Tidak. Arini menggeleng-gelengkan kepalanya. Dia tidak akan menemui laki-laki itu lagi. Sumpahnya dalam hati. Sudah kering air matanya malam ini. Tak sanggup lagi mengalir karena telah habis terkuras. Arini memutuskan akan keluar dari perusahaan itu.

Denting lift yang membawanya ke lantai apartemennya berada telah sampai. Berjalan perlahan menuju ke apartemennya. Berhenti dan terpaku melihat sosok seseorang sedang berdiri di depan pintunya. Terlihat sedang mengetuk pintunya dengan keras. Arini terdiam dan membiarkan saja laki-laki itu melakukan aksinya.

Kegiatan itu tak lama mulai mereda. Entah karena terlalu lama atau terlalu bosan karena menunggu tak juga terbuka pintunya. Saat meletakkan kepalanya pada daun pintu, laki-laki itu memiringkan kepalanya. Dan melihat ke arah dirinya, terpana.

Dengan secepat kilat, laki-laki itu menghampiri dirinya. Arini berdiri kaku seolah patung. Tak menghiraukan.

"Arini... Arini... Kau..kau darimana Arini? Aku sudah menunggumu sedari tadi. Apakah kau baik-baik saja?" Laki-laki itu terus melontarkan kata-kata. Arini tak menanggapi walaupun tubuhnya digoncang-goncangkan. Bahunya di cengkeram sehingga dirinya berdiri tepat di depan laki-laki itu.

"Arini... Arini... Apa yang kau pikirkan? Kenapa kau tak menjawab panggilanku? Aku mengkhawatirkanmu Arini. Arini... Kau dengar aku kan? Katakan sesuatu Arini. Katakan sesuatu... Jangan kau diam saja seperti ini Arini... Kumohon..." Laki-laki itu terus saja berbicara walaupun Arini menunjukkan sikap yang sebaliknya.

Leo menggapai kedua tangan Arini dan menggenggamnya. Arini hanya terdiam. Peperangan terjadi di dalam batinnya. Tatapannya layu. Menatap ke depan namun tak tau apa yang sedang dilihatnya. Pikirannya berkecamuk. Terkejut. Marah dan kecewa. Semua yang dilakukan Leo kepada hidupnya membuatnya tak lagi mampu menatap ke depan. Semuanya terlihat tak bernilai. Leo telah menghancurkan dunia kecilnya.

"Pem...bu...nuh" Arini mengatakan nya dengan pelan. Leo terdiam. Takut yang didengarnya salah. Leo bertanya.
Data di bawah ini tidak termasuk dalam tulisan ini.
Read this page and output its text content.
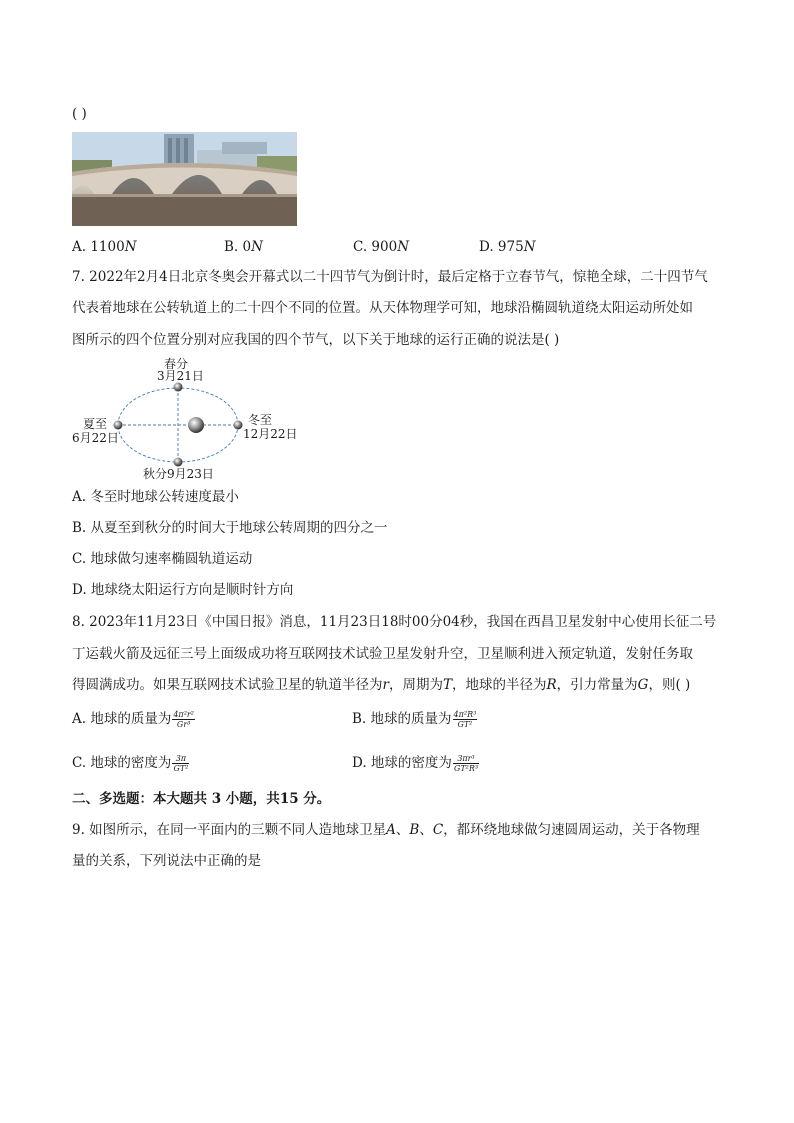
( )
A. 1100N	B. 0N	C. 900N	D. 975N
7. 2022年2月4日北京冬奥会开幕式以二十四节气为倒计时，最后定格于立春节气，惊艳全球，二十四节气
代表着地球在公转轨道上的二十四个不同的位置。从天体物理学可知，地球沿椭圆轨道绕太阳运动所处如
图所示的四个位置分别对应我国的四个节气，以下关于地球的运行正确的说法是( )
春分
3月21日
夏至
6月22日
冬至
12月22日
秋分9月23日
A. 冬至时地球公转速度最小
B. 从夏至到秋分的时间大于地球公转周期的四分之一
C. 地球做匀速率椭圆轨道运动
D. 地球绕太阳运行方向是顺时针方向
8. 2023年11月23日《中国日报》消息，11月23日18时00分04秒，我国在西昌卫星发射中心使用长征二号
丁运载火箭及远征三号上面级成功将互联网技术试验卫星发射升空，卫星顺利进入预定轨道，发射任务取
得圆满成功。如果互联网技术试验卫星的轨道半径为r，周期为T，地球的半径为R，引力常量为G，则( )
A. 地球的质量为 $\frac{\text{4π²r²}}{\text{Gr³}}$	B. 地球的质量为 $\frac{\text{4π²R³}}{\text{GT²}}$
C. 地球的密度为 $\frac{3\pi}{\text{GT²}}$	D. 地球的密度为 $\frac{\text{3πr³}}{\text{GT²R³}}$
二、多选题：本大题共 3 小题，共15 分。
9. 如图所示，在同一平面内的三颗不同人造地球卫星A、B、C，都环绕地球做匀速圆周运动，关于各物理
量的关系，下列说法中正确的是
"A...apa Arini. Kau bilang apa baru saja?" Leo menggenggam erat jemari Arini. Mendekatkan wajahnya dan menatap ke dalam mata Arini.

"Pem..bunuh" Arini dengan tegas mengucapnya dan menatap langsung ke arah mata Leo. Leo terkejut. Melepaskan kedua tangan Arini dari genggamannya. Tubuhnya bergetar, mundur ke belakang. Menggeleng-gelengkan kepalanya. Tak percaya dengan apa yang didengarnya.

"Tidak... Tidak... Jangan katakan itu. Tidak..." Leo mundur hingga tubuhnya terbentur dinding. Kepalanya menunduk, tangannya meremas rambutnya. Bersandar di dinding dan merosot ke bawah. Masih mengucapkan kata-kata yang sama. Arini melangkah pergi. Tanpa menoleh maupun peduli.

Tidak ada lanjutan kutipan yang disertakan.